In February this year, the hospital enrolled 15 patients in Negros Occidental; March - 14; April - 15; May - 15; and June, another 15.
Records also showed that from 2007 to 2012, 64 patients were tested positive of the disease.
It slightly went down to 50 enrolled-clients in 2013, but move upward in 2014 and 2015, with 59 and 113 patients, respectively.
Medical center chief Dr. Julius Drilon, in a press conference on July 19 said HIV/Aids has become the new emerging infectious disease in the province and in the whole country.
Drilon said the province, particularly Bacolod City, currently has one of the highest increases nationwide, and belongs to Category A along with the National Capital Region (NCR).
“These alarming numbers of patients are only based on reported cases or those who submitted for testing thus, the figures could still surge,” Drilon said, pointing out that the increasing trend could mean a growing awareness on the government’s campaign against HIV/Aids.
On the other hand, it could also be a result of continuous malpractices among the public like engaging in unsafe sexual contacts, causing infection transmission, Drilon added.
Based on the 2007 up to present census per city and municipality, Bacolod has the highest number of patients, with 179.
It is followed by Bago City with 15 tested positive clients; Silay City - 12; Kabankalan City - 11; and Valladolid and Cadiz City, nine each.

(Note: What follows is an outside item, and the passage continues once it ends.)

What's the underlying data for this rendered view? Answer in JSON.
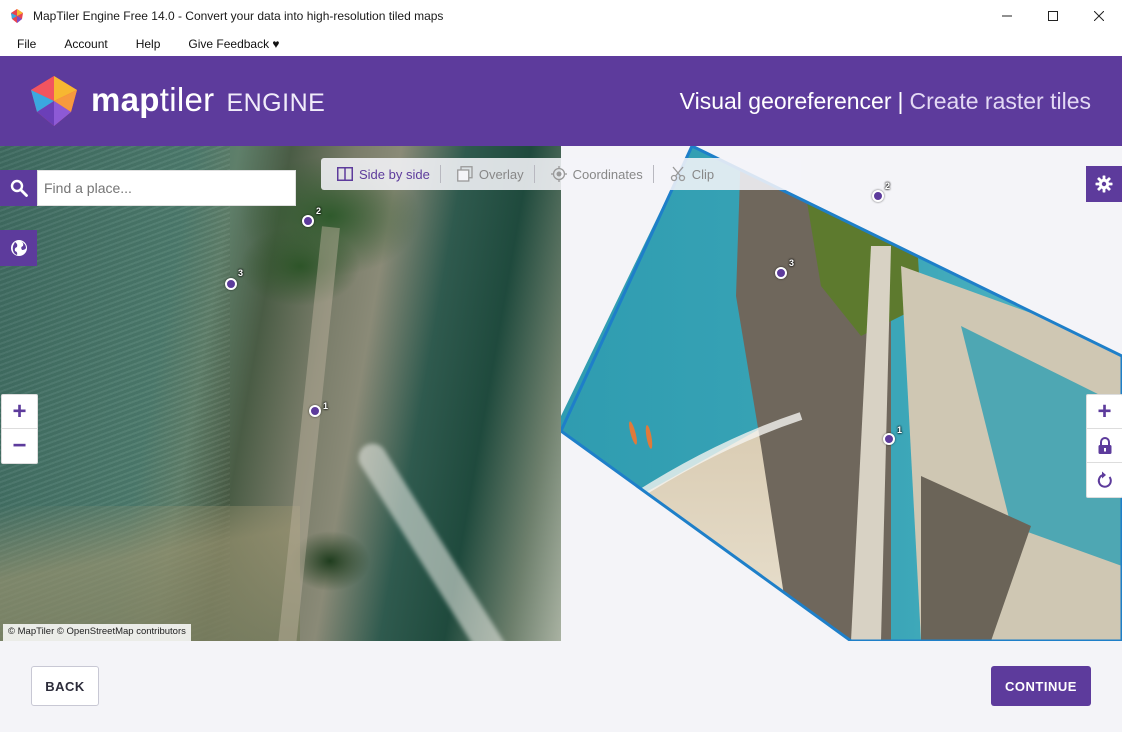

In terms of mortality, the number of Negrenses dying every year because of infections attributed to HIV/Aids is also increasing.
Records showed that from 2007 to 2012, six died due to the disease. It went up to nine death cases in 2013; 18 in 2014; and 26 in 2015.
For 2016, 18 deaths were already recorded in the first half of the year, it added.
“We continue to urge the public, especially those who are highly susceptible, to undergo testing as earlier as possible to have more chances of treatment and recovery,” Drilon said.
Most of the death cases were among patients suffering from serious infections already before submitting themselves for testing, he added.